HP’s latest results give a front-row view of how vendors are reshaping their PC portfolios around AI workloads. In its fiscal second quarter, HP reported that AI PCs accounted for 44% of total PC shipments, up from 35% in the prior quarter, and expects that share to reach 60–70% by fiscal 2027. These systems, including Z Workstations and AI Stations designed to run inference locally, typically carry more NAND storage and DRAM than older designs. At the same time, HP is warning about a worsening memory and storage cost environment, with input costs rising through Q3 and expected to peak in Q4. The firm has responded with long-term supply deals, tighter planning, strategic inventory, and repricing. For buyers, this means OEMs are prioritizing higher-margin AI-capable systems while traditional midrange PCs see fewer discounts and less generous memory configurations.

AI PC Boom Is Starving the Traditional PC Market of Memory

Traditional PC Shipments Slide as Component Costs Climb

While memory suppliers enjoy record revenue, the broader PC market is under pressure. IDC data cited in the NAND report shows global PC shipments falling 11.3% in 2026, with volumes expected to stay weak in 2027 and only begin a sustained recovery around 2028–2029, with a fuller return projected for 2030. Higher bills of materials, led by NAND flash prices rising and more expensive DRAM, are a central factor in this slowdown. OEMs face a difficult trade-off: absorb the AI-driven PC component cost increase or pass it on to consumers through higher prices and reduced promotions. Some relief comes from new AI-focused platforms—such as next-generation Intel laptops and Qualcomm’s entry-tier Snapdragon C-series—but these still live in the same constrained memory supply environment. Until new DRAM and NAND capacity ramps up, mainstream buyers will see fewer bargains and slower refresh cycles.

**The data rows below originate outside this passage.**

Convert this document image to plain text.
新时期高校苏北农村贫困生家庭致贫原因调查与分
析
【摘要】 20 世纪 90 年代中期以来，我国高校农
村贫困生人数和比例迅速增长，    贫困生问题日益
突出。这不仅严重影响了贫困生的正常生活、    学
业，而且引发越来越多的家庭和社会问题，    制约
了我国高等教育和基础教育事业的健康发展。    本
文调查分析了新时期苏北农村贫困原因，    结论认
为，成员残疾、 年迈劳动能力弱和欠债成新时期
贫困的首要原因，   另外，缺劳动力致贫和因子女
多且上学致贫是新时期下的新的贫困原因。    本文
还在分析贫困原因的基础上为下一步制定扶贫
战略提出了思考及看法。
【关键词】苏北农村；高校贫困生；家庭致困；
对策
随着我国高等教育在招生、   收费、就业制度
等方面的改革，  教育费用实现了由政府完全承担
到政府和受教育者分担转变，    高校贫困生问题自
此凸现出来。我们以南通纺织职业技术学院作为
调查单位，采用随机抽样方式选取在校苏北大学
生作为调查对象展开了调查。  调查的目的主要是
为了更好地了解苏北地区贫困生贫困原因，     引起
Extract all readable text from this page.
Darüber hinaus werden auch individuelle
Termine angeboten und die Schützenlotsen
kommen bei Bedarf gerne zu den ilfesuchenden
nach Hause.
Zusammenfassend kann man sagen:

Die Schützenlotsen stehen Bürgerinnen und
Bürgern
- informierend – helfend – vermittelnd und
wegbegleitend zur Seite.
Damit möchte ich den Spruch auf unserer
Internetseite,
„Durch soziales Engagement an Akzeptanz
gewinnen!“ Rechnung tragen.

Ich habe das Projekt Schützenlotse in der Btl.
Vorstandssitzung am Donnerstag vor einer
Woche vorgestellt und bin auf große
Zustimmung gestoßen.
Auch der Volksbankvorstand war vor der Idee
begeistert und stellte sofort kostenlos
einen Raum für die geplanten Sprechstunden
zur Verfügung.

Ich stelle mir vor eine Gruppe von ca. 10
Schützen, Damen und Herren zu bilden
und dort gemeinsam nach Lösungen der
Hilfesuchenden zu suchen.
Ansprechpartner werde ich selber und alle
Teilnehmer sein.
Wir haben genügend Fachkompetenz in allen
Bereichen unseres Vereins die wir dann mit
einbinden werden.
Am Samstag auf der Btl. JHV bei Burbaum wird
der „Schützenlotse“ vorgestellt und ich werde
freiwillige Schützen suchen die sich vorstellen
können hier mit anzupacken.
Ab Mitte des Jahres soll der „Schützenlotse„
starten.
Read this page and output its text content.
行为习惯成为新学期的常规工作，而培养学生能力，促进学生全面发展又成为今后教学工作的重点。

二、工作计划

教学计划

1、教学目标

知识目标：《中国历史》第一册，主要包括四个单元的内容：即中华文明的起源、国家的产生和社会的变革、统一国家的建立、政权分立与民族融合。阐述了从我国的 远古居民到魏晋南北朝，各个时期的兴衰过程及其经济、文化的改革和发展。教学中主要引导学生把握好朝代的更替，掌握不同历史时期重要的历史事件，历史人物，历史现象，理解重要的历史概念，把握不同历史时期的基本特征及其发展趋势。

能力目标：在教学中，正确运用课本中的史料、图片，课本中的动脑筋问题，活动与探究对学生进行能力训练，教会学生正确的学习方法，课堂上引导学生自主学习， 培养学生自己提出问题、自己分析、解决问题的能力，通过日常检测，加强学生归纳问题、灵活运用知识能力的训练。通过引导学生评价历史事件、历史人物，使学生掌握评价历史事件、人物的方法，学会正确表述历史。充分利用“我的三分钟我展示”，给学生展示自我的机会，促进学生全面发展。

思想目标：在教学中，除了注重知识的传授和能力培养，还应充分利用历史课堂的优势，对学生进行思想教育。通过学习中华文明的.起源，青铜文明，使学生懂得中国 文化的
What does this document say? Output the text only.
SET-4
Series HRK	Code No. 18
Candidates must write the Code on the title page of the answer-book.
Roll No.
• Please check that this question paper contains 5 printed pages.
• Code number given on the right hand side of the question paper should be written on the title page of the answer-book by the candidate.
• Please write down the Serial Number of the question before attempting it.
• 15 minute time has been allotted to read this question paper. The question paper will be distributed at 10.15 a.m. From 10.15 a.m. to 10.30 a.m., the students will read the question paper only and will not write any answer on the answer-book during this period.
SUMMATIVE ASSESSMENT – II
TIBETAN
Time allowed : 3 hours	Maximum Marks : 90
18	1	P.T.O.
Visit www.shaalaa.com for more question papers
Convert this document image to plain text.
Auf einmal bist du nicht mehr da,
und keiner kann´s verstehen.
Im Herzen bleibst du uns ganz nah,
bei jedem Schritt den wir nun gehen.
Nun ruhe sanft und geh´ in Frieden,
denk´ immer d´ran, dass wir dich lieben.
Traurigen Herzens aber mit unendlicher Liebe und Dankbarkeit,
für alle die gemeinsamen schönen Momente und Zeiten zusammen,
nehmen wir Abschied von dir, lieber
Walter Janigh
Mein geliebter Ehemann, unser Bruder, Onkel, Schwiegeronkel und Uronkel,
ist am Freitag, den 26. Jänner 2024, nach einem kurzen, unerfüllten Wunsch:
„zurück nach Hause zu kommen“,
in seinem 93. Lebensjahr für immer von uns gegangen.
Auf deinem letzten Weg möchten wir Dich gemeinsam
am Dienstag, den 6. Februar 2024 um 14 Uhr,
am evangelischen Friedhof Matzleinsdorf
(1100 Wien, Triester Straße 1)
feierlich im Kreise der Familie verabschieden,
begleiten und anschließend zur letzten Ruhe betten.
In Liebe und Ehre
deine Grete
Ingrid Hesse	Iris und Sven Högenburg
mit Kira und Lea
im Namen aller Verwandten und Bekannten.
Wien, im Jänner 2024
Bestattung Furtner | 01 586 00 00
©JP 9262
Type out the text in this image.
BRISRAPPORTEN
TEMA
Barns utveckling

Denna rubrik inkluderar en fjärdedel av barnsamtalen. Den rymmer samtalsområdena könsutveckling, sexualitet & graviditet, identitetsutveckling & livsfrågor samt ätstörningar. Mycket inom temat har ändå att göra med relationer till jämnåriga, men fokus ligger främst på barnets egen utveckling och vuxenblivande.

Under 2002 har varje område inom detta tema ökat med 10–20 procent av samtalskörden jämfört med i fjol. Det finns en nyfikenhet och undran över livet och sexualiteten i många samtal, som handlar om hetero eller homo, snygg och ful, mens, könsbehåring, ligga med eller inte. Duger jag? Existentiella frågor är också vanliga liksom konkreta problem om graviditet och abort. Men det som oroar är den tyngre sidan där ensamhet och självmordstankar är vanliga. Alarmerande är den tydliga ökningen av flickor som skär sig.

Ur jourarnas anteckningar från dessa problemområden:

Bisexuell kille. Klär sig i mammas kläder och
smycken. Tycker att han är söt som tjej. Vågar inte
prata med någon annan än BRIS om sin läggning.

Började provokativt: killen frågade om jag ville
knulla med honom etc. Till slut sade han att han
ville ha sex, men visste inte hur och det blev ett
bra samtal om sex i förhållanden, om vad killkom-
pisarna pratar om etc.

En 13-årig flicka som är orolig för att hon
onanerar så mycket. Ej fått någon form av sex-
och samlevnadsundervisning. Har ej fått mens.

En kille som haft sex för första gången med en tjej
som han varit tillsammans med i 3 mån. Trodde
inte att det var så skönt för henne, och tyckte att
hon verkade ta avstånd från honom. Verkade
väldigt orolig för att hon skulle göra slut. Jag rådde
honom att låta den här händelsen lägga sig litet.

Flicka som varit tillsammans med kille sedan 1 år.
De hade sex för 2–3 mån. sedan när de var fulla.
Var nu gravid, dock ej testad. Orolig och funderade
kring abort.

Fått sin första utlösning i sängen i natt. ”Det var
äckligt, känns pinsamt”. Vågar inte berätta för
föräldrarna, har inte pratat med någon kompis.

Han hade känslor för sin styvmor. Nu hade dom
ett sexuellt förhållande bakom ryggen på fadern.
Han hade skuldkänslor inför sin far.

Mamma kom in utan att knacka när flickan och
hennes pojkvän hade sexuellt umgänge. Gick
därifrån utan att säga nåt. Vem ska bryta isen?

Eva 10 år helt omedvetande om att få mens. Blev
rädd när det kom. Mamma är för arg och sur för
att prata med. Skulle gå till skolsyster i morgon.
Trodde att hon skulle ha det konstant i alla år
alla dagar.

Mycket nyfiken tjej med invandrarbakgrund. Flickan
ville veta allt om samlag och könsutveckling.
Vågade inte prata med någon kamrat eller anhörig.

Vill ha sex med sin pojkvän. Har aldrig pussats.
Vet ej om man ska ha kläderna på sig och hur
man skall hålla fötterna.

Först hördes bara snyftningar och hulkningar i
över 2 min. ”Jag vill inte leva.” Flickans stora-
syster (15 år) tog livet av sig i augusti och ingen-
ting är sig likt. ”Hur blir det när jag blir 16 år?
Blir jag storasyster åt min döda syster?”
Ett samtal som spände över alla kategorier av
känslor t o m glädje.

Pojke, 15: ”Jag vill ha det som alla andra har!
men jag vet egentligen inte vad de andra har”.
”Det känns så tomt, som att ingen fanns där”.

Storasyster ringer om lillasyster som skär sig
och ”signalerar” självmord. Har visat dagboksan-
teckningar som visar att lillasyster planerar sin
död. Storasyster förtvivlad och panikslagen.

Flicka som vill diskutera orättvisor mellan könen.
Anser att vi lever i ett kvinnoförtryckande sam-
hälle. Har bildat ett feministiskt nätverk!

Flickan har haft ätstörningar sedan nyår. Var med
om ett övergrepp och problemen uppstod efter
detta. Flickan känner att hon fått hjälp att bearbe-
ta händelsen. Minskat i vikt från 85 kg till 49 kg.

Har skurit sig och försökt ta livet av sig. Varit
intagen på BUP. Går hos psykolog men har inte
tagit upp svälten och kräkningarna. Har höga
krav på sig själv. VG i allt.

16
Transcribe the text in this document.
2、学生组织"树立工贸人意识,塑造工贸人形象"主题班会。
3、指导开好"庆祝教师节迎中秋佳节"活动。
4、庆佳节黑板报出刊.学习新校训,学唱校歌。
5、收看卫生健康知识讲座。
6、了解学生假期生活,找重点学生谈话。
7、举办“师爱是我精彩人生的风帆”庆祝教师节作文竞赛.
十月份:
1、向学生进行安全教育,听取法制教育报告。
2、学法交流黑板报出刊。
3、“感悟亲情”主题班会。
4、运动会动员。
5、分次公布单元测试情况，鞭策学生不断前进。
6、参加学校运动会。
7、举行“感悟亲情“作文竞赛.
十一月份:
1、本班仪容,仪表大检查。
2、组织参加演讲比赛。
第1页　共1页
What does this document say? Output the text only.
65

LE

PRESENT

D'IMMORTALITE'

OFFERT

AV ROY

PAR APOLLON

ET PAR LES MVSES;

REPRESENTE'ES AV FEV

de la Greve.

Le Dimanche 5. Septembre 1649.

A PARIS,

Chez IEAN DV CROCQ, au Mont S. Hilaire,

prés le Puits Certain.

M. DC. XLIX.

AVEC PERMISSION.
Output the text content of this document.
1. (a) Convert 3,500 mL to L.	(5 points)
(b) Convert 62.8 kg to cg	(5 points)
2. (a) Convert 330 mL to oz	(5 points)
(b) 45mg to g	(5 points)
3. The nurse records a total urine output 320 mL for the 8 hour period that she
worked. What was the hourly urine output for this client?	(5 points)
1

What PC Buyers Should Expect in an AI-First Memory Market

For consumers and enthusiasts, the AI PC memory shortage has practical, day-to-day consequences. Upgrading or building a new PC is likely to involve higher prices for SSDs and RAM, as well as longer lead times for popular capacities. OEM desktops and laptops will tend to channel their richest memory configurations into AI-branded or premium lines, while entry-level systems may stagnate at lower capacities to control costs. The supply imbalance also signals a deeper shift: memory makers and PC brands now prioritize AI infrastructure—both in data centers and at the edge—over traditional general-purpose computing. Buyers who can delay big purchases may benefit when new fabs start easing the memory supply shortage near the end of the decade. Those who cannot wait should budget extra for storage and RAM, and watch OEM configurations closely to avoid underpowered systems.